Logo link to homepage

Report on Veniaminof (United States) — September 1983


Veniaminof

Scientific Event Alert Network Bulletin, vol. 8, no. 9 (September 1983)
Managing Editor: Lindsay McClelland.

Veniaminof (United States) Eruption resumes; Strombolian activity; lava flows

Please cite this report as:

Global Volcanism Program, 1983. Report on Veniaminof (United States) (McClelland, L., ed.). Scientific Event Alert Network Bulletin, 8:9. Smithsonian Institution. https://doi.org/10.5479/si.GVP.SEAN198309-312070



Veniaminof

United States

56.17°N, 159.38°W; summit elev. 2507 m

All times are local (unless otherwise noted)

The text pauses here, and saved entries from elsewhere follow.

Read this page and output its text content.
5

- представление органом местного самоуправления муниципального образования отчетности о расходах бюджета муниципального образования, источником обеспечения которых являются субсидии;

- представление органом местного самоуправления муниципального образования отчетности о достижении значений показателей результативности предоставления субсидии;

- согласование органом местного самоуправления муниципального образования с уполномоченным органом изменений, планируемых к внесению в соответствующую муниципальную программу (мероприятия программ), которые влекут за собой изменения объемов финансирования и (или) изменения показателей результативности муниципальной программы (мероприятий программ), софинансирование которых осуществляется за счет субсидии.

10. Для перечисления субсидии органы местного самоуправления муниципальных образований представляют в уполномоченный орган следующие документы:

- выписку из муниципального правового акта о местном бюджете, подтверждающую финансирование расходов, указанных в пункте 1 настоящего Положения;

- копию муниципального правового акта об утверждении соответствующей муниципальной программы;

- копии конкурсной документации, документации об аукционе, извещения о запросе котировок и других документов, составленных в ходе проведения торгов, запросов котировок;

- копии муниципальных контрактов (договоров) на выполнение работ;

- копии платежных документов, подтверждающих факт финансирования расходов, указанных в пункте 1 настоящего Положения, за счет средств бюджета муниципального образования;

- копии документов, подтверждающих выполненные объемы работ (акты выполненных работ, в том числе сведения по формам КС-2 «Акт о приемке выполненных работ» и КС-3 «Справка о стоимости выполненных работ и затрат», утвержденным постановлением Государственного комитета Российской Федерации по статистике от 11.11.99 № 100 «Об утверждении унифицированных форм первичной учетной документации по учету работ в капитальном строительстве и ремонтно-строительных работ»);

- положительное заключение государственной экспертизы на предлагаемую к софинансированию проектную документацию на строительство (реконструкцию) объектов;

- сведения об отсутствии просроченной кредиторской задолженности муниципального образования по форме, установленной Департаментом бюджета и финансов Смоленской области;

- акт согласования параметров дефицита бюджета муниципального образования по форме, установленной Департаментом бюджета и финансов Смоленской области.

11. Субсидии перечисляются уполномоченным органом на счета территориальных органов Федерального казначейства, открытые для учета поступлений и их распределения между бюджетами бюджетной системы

After declining in August and September, eruptive activity resumed on 3 October, when Perryville residents reported ashfall on the town and saw incandescence at the volcano.

During an overflight on 5 October, USGS personnel observed Strombolian bursts of lava from the previously active vent within the summit crater of the intra-caldera cone. An ash cloud rose 300-1,200 m above the vent and extended E. On 7 October, ash and bombs were ejected 60-90 m above the vent. Lava flowed SW from the vent on top of flows erupted June-July, adding a new lobe to the lava delta at the base of the intra-caldera cone. Steam rose from the active flow fronts. The meltwater lake formed during previous activity remained frozen and had apparently not increased in size.

During the next overflight, from 1345 to 1425 on 13 October, a thin wispy ash cloud rose about 60 m above the cone and drifted N, depositing ash on the caldera floor ice N and NE of the intra-caldera cone. Bursts of ash and incandescent bombs were ejected from the summit of the cinder cone at rhythmic intervals of a few seconds early in the overflight, but became more continuous later. Lava flowed from SW flank vents slightly below the summit of the cinder cone down the steep flank of the intra-caldera cone. They extended the lava delta to the SE, remelting the SE portion of the meltwater lake.

Geological Summary. Veniaminof, on the Alaska Peninsula, is truncated by a steep-walled, 8 x 11 km, glacier-filled caldera that formed around 3,700 years ago. The caldera rim is up to 520 m high on the north, is deeply notched on the west by Cone Glacier, and is covered by an ice sheet on the south. Post-caldera vents are located along a NW-SE zone bisecting the caldera that extends 55 km from near the Bering Sea coast, across the caldera, and down the Pacific flank. Historical eruptions probably all originated from the westernmost and most prominent of two intra-caldera cones, which rises about 300 m above the surrounding icefield. The other cone is larger, and has a summit crater or caldera that may reach 2.5 km in diameter, but is more subdued and barely rises above the glacier surface.

Information Contacts: T. Miller and M.E. Yount, USGS, Anchorage.